Letti tagliati e ricoveri bis
La riduzione dei letti ha determinato un incremento del numero di re-ricoveri. Quasi un paziente anziano su 5 oltre i 65 anni torna al pronto soccorso dopo le dimissioni: il 17.3 per cento rientra in ospedale una sola volta, il 4.4 per cento più volte nel mese successivo. Eppure Il 31.8 per cento dei medici consultati garantisce di seguire in modo ottimale il protocollo delle dimissioni protette. Il 32.8 per cento, pur conoscendo la procedura standardizzata, non sempre riesce ad aderire completamente per problematiche organizzative, il 2.5 per cento non ne ritiene utile l’applicazione, ben il 33.1 per cento ne ignora l’esistenza nel proprio ospedale.
La scure sui finanziamenti
Cittadinanzattiva ha calcolato che tra il 2011 e il 2015 il finanziamento del servizio sanitario nazionale ha subito un taglio di 54 miliardi. Anaao- Assomed elenca le conseguenze, sotto gli occhi di tutti. “Per far quadrare i bilanci, le aziende sanitarie hanno ridotto i posti letto (- 25.000, dal 2009 al 2014), hanno bloccato il turnover del personale (- 24.000 addetti dal 2009 al 2014, considerando sia medici sia infermieri), hanno ridotto l’investimento in ammodernamento delle strutture e delle tecnologie. Si è contratta di conseguenza l’offerta di prestazioni diagnostiche, di interventi chirurgici e di ricoveri.

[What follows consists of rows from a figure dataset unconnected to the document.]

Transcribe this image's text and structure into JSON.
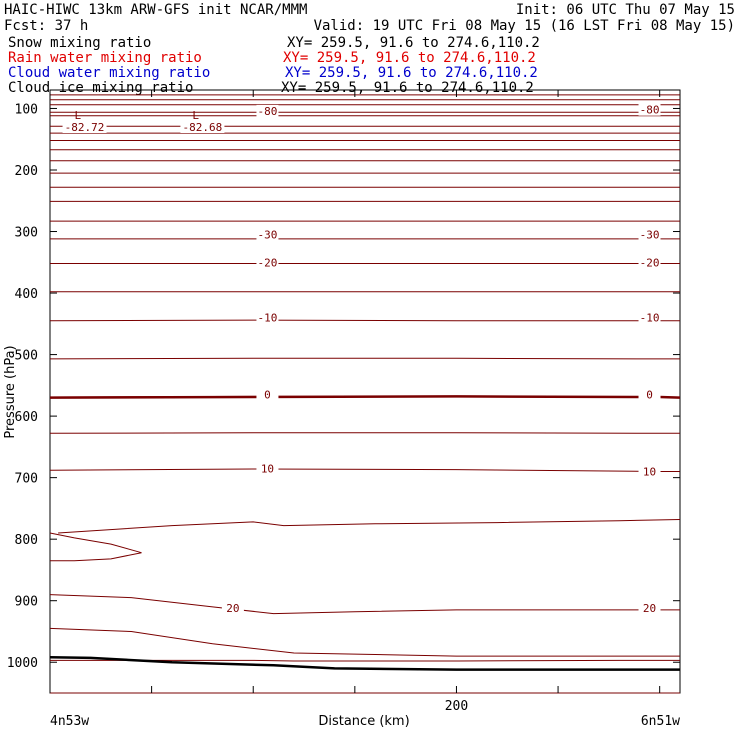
{
  "header": {
    "line1_left": "HAIC-HIWC 13km ARW-GFS init   NCAR/MMM",
    "line1_right": "Init: 06 UTC Thu 07 May 15",
    "line2_left": "Fcst:   37 h",
    "line2_right": "Valid: 19 UTC Fri 08 May 15 (16 LST Fri 08 May 15)",
    "fields": [
      {
        "name": "Snow mixing ratio",
        "xy": "XY= 259.5, 91.6 to 274.6,110.2",
        "color": "#000000"
      },
      {
        "name": "Rain water mixing ratio",
        "xy": "XY= 259.5, 91.6 to 274.6,110.2",
        "color": "#e00000"
      },
      {
        "name": "Cloud water mixing ratio",
        "xy": "XY= 259.5, 91.6 to 274.6,110.2",
        "color": "#0000cc"
      },
      {
        "name": "Cloud ice mixing ratio",
        "xy": "XY= 259.5, 91.6 to 274.6,110.2",
        "color": "#000000"
      }
    ]
  },
  "chart_data": {
    "type": "line",
    "ylabel": "Pressure (hPa)",
    "xlabel": "Distance (km)",
    "xlim": [
      0,
      310
    ],
    "ylim": [
      1050,
      70
    ],
    "x_ticks": [
      200
    ],
    "x_minor_ticks": [
      0,
      50,
      100,
      150,
      200,
      250,
      300
    ],
    "y_ticks": [
      100,
      200,
      300,
      400,
      500,
      600,
      700,
      800,
      900,
      1000
    ],
    "x_endpoint_labels": {
      "left": "4n53w",
      "right": "6n51w"
    },
    "isotherm_color": "#7a0000",
    "isotherms": [
      {
        "x": [
          0,
          40,
          100,
          160,
          240,
          310
        ],
        "p": [
          1060,
          1060,
          1060,
          1060,
          1060,
          1060
        ]
      },
      {
        "x": [
          0,
          100,
          120,
          200,
          280,
          310
        ],
        "p": [
          997,
          997,
          998,
          998,
          997,
          997
        ]
      },
      {
        "x": [
          0,
          40,
          80,
          120,
          200,
          310
        ],
        "p": [
          945,
          950,
          970,
          985,
          990,
          990
        ]
      },
      {
        "x": [
          0,
          40,
          80,
          110,
          150,
          200,
          300,
          310
        ],
        "p": [
          890,
          895,
          910,
          921,
          918,
          915,
          915,
          915
        ]
      },
      {
        "x": [
          0,
          12,
          30,
          45,
          30,
          12,
          0
        ],
        "p": [
          790,
          798,
          808,
          822,
          832,
          835,
          835
        ]
      },
      {
        "x": [
          4,
          60,
          100,
          115,
          160,
          220,
          280,
          310
        ],
        "p": [
          790,
          778,
          772,
          778,
          775,
          773,
          770,
          768
        ]
      },
      {
        "x": [
          0,
          100,
          200,
          300,
          310
        ],
        "p": [
          688,
          686,
          687,
          690,
          690
        ]
      },
      {
        "x": [
          0,
          100,
          200,
          300,
          310
        ],
        "p": [
          628,
          627,
          627,
          628,
          628
        ]
      },
      {
        "x": [
          0,
          100,
          200,
          300,
          310
        ],
        "p": [
          569,
          568,
          568,
          569,
          569
        ]
      },
      {
        "x": [
          0,
          100,
          200,
          300,
          310
        ],
        "p": [
          507,
          506,
          506,
          507,
          507
        ]
      },
      {
        "x": [
          0,
          100,
          200,
          300,
          310
        ],
        "p": [
          445,
          444,
          445,
          445,
          445
        ]
      },
      {
        "x": [
          0,
          100,
          200,
          300,
          310
        ],
        "p": [
          398,
          398,
          398,
          398,
          398
        ]
      },
      {
        "x": [
          0,
          100,
          200,
          300,
          310
        ],
        "p": [
          352,
          352,
          352,
          352,
          352
        ]
      },
      {
        "x": [
          0,
          100,
          200,
          300,
          310
        ],
        "p": [
          312,
          312,
          312,
          312,
          312
        ]
      },
      {
        "x": [
          0,
          100,
          200,
          300,
          310
        ],
        "p": [
          283,
          283,
          283,
          283,
          283
        ]
      },
      {
        "x": [
          0,
          100,
          200,
          300,
          310
        ],
        "p": [
          251,
          251,
          251,
          251,
          251
        ]
      },
      {
        "x": [
          0,
          100,
          200,
          300,
          310
        ],
        "p": [
          228,
          228,
          228,
          228,
          228
        ]
      },
      {
        "x": [
          0,
          100,
          200,
          300,
          310
        ],
        "p": [
          205,
          205,
          205,
          205,
          205
        ]
      },
      {
        "x": [
          0,
          100,
          200,
          300,
          310
        ],
        "p": [
          185,
          185,
          185,
          185,
          185
        ]
      },
      {
        "x": [
          0,
          100,
          200,
          300,
          310
        ],
        "p": [
          167,
          167,
          167,
          167,
          167
        ]
      },
      {
        "x": [
          0,
          100,
          200,
          300,
          310
        ],
        "p": [
          152,
          152,
          152,
          152,
          152
        ]
      },
      {
        "x": [
          0,
          100,
          200,
          300,
          310
        ],
        "p": [
          140,
          140,
          140,
          140,
          140
        ]
      },
      {
        "x": [
          0,
          100,
          200,
          300,
          310
        ],
        "p": [
          129,
          129,
          129,
          129,
          129
        ]
      },
      {
        "x": [
          0,
          100,
          200,
          300,
          310
        ],
        "p": [
          112,
          112,
          112,
          112,
          112
        ]
      },
      {
        "x": [
          0,
          100,
          200,
          300,
          310
        ],
        "p": [
          106,
          106,
          106,
          106,
          106
        ]
      },
      {
        "x": [
          0,
          100,
          200,
          300,
          310
        ],
        "p": [
          94,
          94,
          94,
          94,
          94
        ]
      },
      {
        "x": [
          0,
          100,
          200,
          300,
          310
        ],
        "p": [
          86,
          86,
          86,
          86,
          86
        ]
      },
      {
        "x": [
          0,
          100,
          200,
          300,
          310
        ],
        "p": [
          78,
          78,
          78,
          78,
          78
        ]
      }
    ],
    "bold_isotherm": {
      "x": [
        0,
        100,
        200,
        300,
        310
      ],
      "p": [
        570,
        569,
        568,
        569,
        570
      ]
    },
    "terrain": {
      "x": [
        0,
        20,
        60,
        110,
        140,
        200,
        260,
        310
      ],
      "p": [
        992,
        993,
        1000,
        1005,
        1010,
        1012,
        1012,
        1012
      ]
    },
    "contour_labels": [
      {
        "text": "-80",
        "x": 107,
        "p": 104
      },
      {
        "text": "-80",
        "x": 295,
        "p": 102
      },
      {
        "text": "-30",
        "x": 107,
        "p": 305
      },
      {
        "text": "-30",
        "x": 295,
        "p": 305
      },
      {
        "text": "-20",
        "x": 107,
        "p": 350
      },
      {
        "text": "-20",
        "x": 295,
        "p": 350
      },
      {
        "text": "-10",
        "x": 107,
        "p": 440
      },
      {
        "text": "-10",
        "x": 295,
        "p": 440
      },
      {
        "text": "0",
        "x": 107,
        "p": 565
      },
      {
        "text": "0",
        "x": 295,
        "p": 565
      },
      {
        "text": "10",
        "x": 107,
        "p": 685
      },
      {
        "text": "10",
        "x": 295,
        "p": 690
      },
      {
        "text": "20",
        "x": 90,
        "p": 912
      },
      {
        "text": "20",
        "x": 295,
        "p": 912
      }
    ],
    "low_markers": [
      {
        "letter": "L",
        "value": "-82.72",
        "x": 17,
        "p": 96
      },
      {
        "letter": "L",
        "value": "-82.68",
        "x": 75,
        "p": 96
      }
    ]
  }
}
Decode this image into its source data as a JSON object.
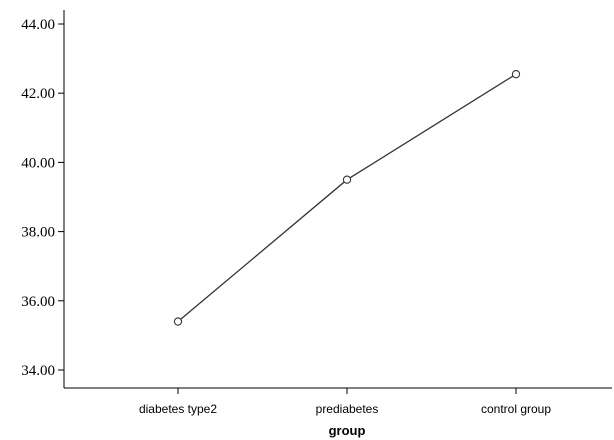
{
  "chart_data": {
    "type": "line",
    "categories": [
      "diabetes type2",
      "prediabetes",
      "control group"
    ],
    "series": [
      {
        "values": [
          35.4,
          39.5,
          42.55
        ],
        "color": "#333333",
        "marker": "open-circle"
      }
    ],
    "xlabel": "group",
    "ylabel": "",
    "ylim": [
      34,
      44
    ],
    "yticks": [
      "34.00",
      "36.00",
      "38.00",
      "40.00",
      "42.00",
      "44.00"
    ],
    "grid": false,
    "legend": "none"
  }
}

Le liste d’attesa sono aumentate diventando una vera e propria barriera fisica per il diritto di accesso alle cure da parte dei cittadini. I pronto soccorso in mancanza di posti letto per il ricovero si sono trasformati in luoghi di stazionamento indegni ed insicuri, più vicini a gironi infernali che a luoghi civili di accoglienza. Chi ha disponibilità economiche si rivolge al privato, anche a causa dei ticket molto esosi del settore pubblico che rendono competitiva l’offerta privata di prestazioni sanitarie low cost. E chi versa in condizioni economiche disagiate – sottolinea sempre l’associazione di categoria – è costretto a rinunciare alle cure”.
Scende l’aspettativa di vita
In questo contesto l’aspettativa di vita nel 2015, per la prima volta dopo molti anni, si è ridotta di 3 mesi per le donne (scendendo a 84,7 anni) e 2 mesi per i maschi (80,1). La mortalità generale è aumentata del 9.1 per cento rispetto al 2014 (fonte Istat 2015) e gli anni in buona salute dopo i 65 anni per i cittadini italiani sono appena 7-8, a differenza dei 14-15 di Islanda, Norvegia o Svezia (fonte Eurostat 2015).